Reconfigurable arrays: a logical design solution
Andy Wilson Editor
Reconfigurable image processing is a novel technology that`s becoming increasingly important in high-speed vision systems design. In essence, the concept is straightforward. Image-processing operations such as edge detection, morphological analysis, polynomial warping, and Fourier analysis, all involve computing repetitive multiply/accumulate operations. That`s why many image-processing systems use digital signal processors (DSPs) whose architectures are optimized to perform such operations.
Unfortunately, because such DSPs have only a few levels of pipelining, they can only perform so many multiply/accumulate operations before data have to be further processed. A better solution, proposed by several imaging vendors, is a pipeline where specific functions can be added to a data-flow architecture.
Proponents of this more elegant solution include Imaging Technology (Bedford, MA) and Datacube (Danvers, MA), whose products can be used for high-speed image processing. But adding hardwired application-specific modules to this image-processing pipeline can be expensive: each new task--warping, edge detection--requires a new module.
A better solution is to use reconfigurable field-programmable gate arrays (FPGAs) instead of image-processing modules. Intensive computing tasks could be downloaded to FPGAs and run as hardware tasks, increasing throughput and eliminating application- specific tasks.
To implement such systems requires knowledge of the underlying mathematics of the image-processing operation and the means to translate this into hardware. Because this is a complicated software engineering task, many FPGAs are being used to supplement DSPs in vision-systems design.
At last month`s DSP World in Boston, the Xilinx (San Jose, CA) booth was filled with customers who are adopting this approach. While many of Xilinx`s customers have engineered application-specific solutions for graphics, video, and audio, Giga Operations (Berkeley, CA) and Annapolis Micro Systems (Annapolis, MD) showed how Xilinx`s FPGAs can be used for real-time template matching, morphological operations, and various filtering operations. In the PCI and VME boards demonstrated, different operators can be combined to perform more complex imaging tasks than could be implemented in hardware.
Making a choice
Despite this most impressive demonstration, the choice of whether or not to use a reconfigurable processing element in your system may be moot. Some electron microscopy systems that use dumb frame grabbers coupled to PCs do not require real-time performance. Web-inspection systems still require the speed and performance of dedicated gate-array or ASIC-based hardware. And network bandwidth will still remain the limiting factor in medical-imaging-systems design.
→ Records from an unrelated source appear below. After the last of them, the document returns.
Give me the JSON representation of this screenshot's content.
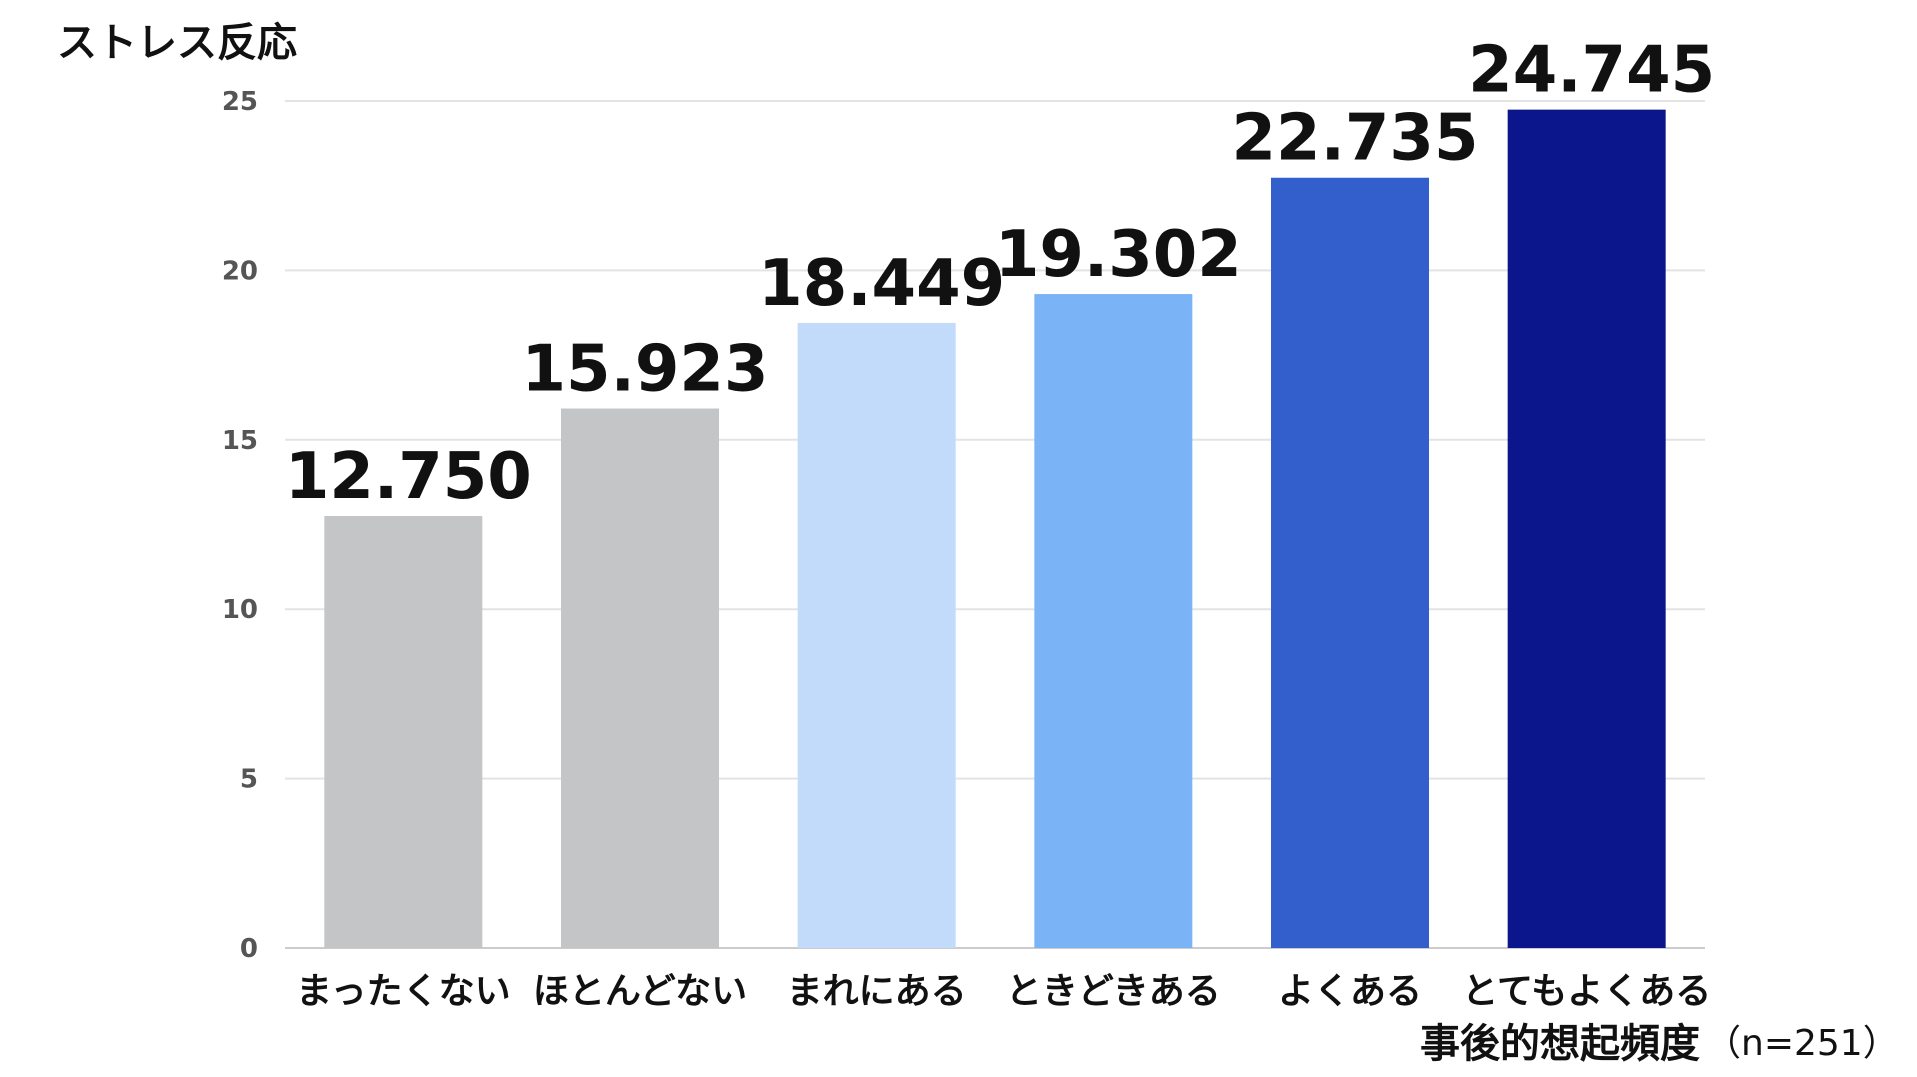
{
  "chart_data": {
    "type": "bar",
    "ylabel": "ストレス反応",
    "xlabel": "事後的想起頻度",
    "sample_note": "（n=251）",
    "categories": [
      "まったくない",
      "ほとんどない",
      "まれにある",
      "ときどきある",
      "よくある",
      "とてもよくある"
    ],
    "values": [
      12.75,
      15.923,
      18.449,
      19.302,
      22.735,
      24.745
    ],
    "value_labels": [
      "12.750",
      "15.923",
      "18.449",
      "19.302",
      "22.735",
      "24.745"
    ],
    "bar_colors": [
      "#c4c5c7",
      "#c4c5c7",
      "#c2dbfa",
      "#7bb4f6",
      "#335fcc",
      "#0b168c"
    ],
    "ylim": [
      0,
      25
    ],
    "yticks": [
      0,
      5,
      10,
      15,
      20,
      25
    ],
    "grid": true,
    "legend": "none"
  }
}
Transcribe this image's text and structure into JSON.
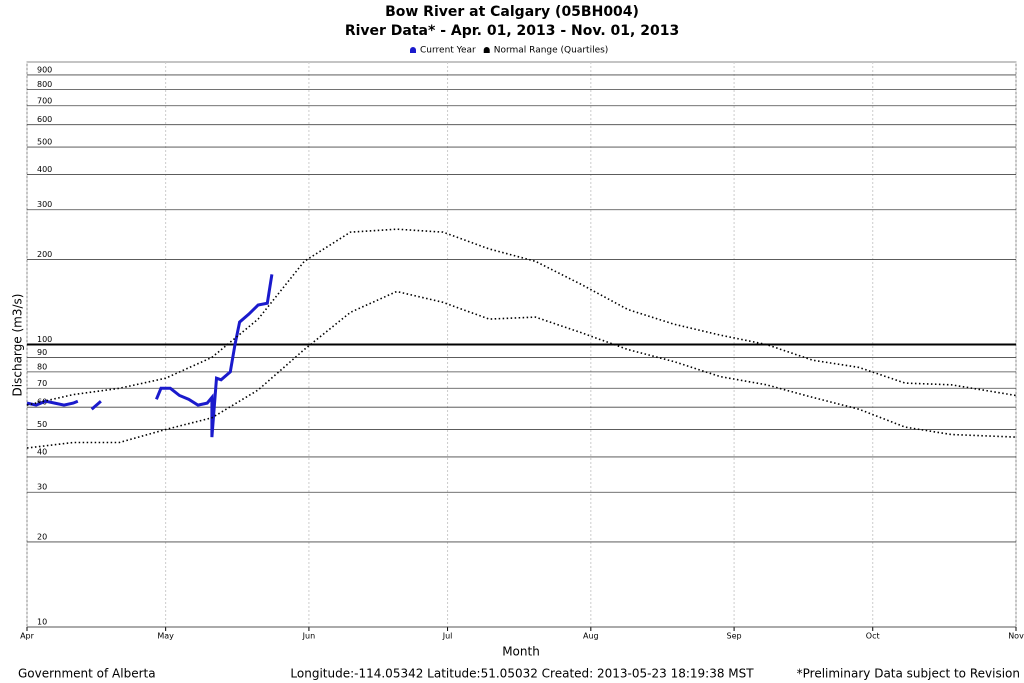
{
  "chart_data": {
    "type": "line",
    "title": "Bow River at Calgary (05BH004)",
    "subtitle": "River Data* - Apr. 01, 2013 - Nov. 01, 2013",
    "x_label": "Month",
    "y_label": "Discharge (m3/s)",
    "log_y": true,
    "grid": true,
    "legend": "top",
    "xlim": [
      0,
      214
    ],
    "xticks": [
      {
        "value": 0,
        "label": "Apr"
      },
      {
        "value": 30,
        "label": "May"
      },
      {
        "value": 61,
        "label": "Jun"
      },
      {
        "value": 91,
        "label": "Jul"
      },
      {
        "value": 122,
        "label": "Aug"
      },
      {
        "value": 153,
        "label": "Sep"
      },
      {
        "value": 183,
        "label": "Oct"
      },
      {
        "value": 214,
        "label": "Nov"
      }
    ],
    "ylim": [
      10,
      1000
    ],
    "yticks": [
      10,
      20,
      30,
      40,
      50,
      60,
      70,
      80,
      90,
      100,
      200,
      300,
      400,
      500,
      600,
      700,
      800,
      900
    ],
    "series": [
      {
        "name": "Current Year",
        "color": "#1a1acc",
        "x": [
          0,
          2,
          4,
          6,
          8,
          10,
          11,
          12,
          14,
          16,
          17,
          28,
          29,
          31,
          33,
          35,
          37,
          39,
          40,
          40,
          41,
          42,
          44,
          45,
          46,
          48,
          50,
          52,
          53
        ],
        "values": [
          62,
          61,
          63,
          62,
          61,
          62,
          63,
          null,
          59,
          63,
          null,
          64,
          70,
          70,
          66,
          64,
          61,
          62,
          65,
          47,
          76,
          75,
          80,
          100,
          120,
          128,
          138,
          140,
          177
        ]
      },
      {
        "name": "Normal Range (Quartiles)",
        "color": "#000000",
        "x": [
          0,
          10,
          20,
          30,
          40,
          50,
          60,
          70,
          80,
          90,
          100,
          110,
          120,
          130,
          140,
          150,
          160,
          170,
          180,
          190,
          200,
          214
        ],
        "upper": [
          61,
          66.5,
          70,
          76,
          90,
          123,
          197,
          250,
          256,
          250,
          218,
          197,
          163,
          133,
          118,
          108,
          100,
          88,
          83,
          73,
          72,
          66
        ],
        "lower": [
          43,
          45,
          45,
          50,
          55,
          69,
          96,
          130,
          154,
          141,
          123,
          125,
          110,
          96,
          87,
          77,
          72,
          65,
          59,
          51,
          48,
          47
        ]
      }
    ],
    "footer_left": "Government of Alberta",
    "footer_center": "Longitude:-114.05342 Latitude:51.05032  Created: 2013-05-23 18:19:38 MST",
    "footer_right": "*Preliminary Data subject to Revision"
  }
}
But with FPGAs becoming faster and cheaper, and with vendors such as Xilinx and Altera keen to see them in image-processing systems, it probably won`t be long before OEM suppliers are offering the option of reconfigurable image-processing elements. When this occurs, single add-in boards will be able to be used for any image-processing function. But a lot of work still needs to be done. Low-level image-processing algorithms have yet to be ported to run on these devices, let alone high-level user-friendly Windows-based packages. So, if you are thinking of implementing your next OEM imaging board in FPGAs, you may want to wait until the user-friendly software is there to support you.